I really like this picture of me, because it shows my “I don’t give one fuck what you think” side. And although I look extremely retarded and awkward, I appreciate this photo very much, because I feel that it truly captures the spark deep inside. Not to mention I look kinda thin.
I love this picture. I find it so funny, because I don’t even know this girl. Two of my friends and I just ran up to her and told her we were doing a scavenger hunt (We weren’t), and we needed to get a picture of piggy-back ride. This was an awesome day.
Yeah. That was fun.
Although this trip was amazing, fun, and possibly one of the best experiences of my life, I somehow still managed to feel like utter shit.
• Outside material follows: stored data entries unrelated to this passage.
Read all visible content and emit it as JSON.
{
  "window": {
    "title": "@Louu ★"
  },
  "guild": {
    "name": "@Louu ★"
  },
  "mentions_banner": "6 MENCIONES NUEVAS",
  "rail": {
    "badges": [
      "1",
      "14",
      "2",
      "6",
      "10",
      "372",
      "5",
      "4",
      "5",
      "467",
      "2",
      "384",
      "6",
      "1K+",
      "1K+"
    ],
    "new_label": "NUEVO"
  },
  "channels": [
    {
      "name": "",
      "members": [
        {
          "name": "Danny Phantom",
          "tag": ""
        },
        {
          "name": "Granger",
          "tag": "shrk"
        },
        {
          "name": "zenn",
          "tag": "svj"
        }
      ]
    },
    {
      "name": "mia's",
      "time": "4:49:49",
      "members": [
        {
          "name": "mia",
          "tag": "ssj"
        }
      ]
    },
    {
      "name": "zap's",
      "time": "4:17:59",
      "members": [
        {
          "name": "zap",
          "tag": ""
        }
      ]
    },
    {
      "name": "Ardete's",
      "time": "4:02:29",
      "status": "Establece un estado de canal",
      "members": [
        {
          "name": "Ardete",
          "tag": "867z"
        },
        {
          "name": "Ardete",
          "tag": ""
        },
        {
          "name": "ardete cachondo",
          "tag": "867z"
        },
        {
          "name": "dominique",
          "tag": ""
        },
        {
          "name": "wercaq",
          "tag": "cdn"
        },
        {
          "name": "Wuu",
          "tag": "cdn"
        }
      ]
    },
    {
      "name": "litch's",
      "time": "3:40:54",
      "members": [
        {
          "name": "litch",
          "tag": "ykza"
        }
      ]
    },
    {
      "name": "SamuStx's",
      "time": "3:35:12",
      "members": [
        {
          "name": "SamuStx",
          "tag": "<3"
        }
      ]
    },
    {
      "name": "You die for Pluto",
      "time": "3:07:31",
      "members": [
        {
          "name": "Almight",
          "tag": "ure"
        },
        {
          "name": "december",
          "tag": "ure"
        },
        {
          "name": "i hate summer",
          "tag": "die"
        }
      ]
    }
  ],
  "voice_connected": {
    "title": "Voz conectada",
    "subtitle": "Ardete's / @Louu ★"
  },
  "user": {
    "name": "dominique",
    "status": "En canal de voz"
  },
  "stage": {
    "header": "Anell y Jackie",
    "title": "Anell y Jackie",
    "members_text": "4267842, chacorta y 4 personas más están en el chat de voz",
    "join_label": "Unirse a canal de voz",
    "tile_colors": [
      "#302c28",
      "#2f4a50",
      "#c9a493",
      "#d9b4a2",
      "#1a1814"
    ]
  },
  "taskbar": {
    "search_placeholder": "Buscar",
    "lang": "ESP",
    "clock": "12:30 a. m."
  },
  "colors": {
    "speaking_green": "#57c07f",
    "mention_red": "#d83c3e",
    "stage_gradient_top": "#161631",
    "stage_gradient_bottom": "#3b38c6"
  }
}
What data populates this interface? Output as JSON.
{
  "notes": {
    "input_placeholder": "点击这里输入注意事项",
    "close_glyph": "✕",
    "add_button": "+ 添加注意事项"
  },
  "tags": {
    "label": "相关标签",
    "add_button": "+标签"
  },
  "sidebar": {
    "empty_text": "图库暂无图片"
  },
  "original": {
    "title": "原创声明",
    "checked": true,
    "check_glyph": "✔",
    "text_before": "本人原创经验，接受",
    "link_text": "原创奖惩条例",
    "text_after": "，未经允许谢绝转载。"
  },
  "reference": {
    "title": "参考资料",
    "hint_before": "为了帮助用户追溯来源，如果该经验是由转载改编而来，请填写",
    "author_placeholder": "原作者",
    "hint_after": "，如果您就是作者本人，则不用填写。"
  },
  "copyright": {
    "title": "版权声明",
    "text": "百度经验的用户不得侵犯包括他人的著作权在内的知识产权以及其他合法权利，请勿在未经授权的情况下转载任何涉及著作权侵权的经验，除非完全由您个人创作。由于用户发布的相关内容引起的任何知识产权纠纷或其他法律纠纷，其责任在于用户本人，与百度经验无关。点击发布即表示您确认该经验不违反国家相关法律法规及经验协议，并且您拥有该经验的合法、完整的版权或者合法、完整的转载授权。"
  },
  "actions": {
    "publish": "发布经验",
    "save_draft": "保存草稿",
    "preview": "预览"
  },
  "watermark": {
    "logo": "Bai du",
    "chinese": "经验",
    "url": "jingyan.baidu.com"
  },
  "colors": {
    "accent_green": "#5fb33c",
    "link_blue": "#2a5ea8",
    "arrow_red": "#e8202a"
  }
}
The four days I was there, I felt so lonely, And I Don’t know why because I was surrounded by people who truly love me. A bunch of things set it off. We were at the dance, and my friend and I started dancing to a slow song and she told me how much she was going to miss me next year and that’s when I just absolutely lost it. I had also seen a bunch of cute couples there at the dance and throughout the trip, as well as seeing a bunch of uber-talented people, which just completely reinforced the fact that A.) I am not attractive. B.) I’m nothing special. And C.) There are way better people to choose from other than me, so why settle? My self-esteem has taken an ultimate low, and I just can’t seem to do anything to boost my confidence. And the fact that the trip was over did not help matters at all. Being there just reminded me how much I want to get away and just not ever come back.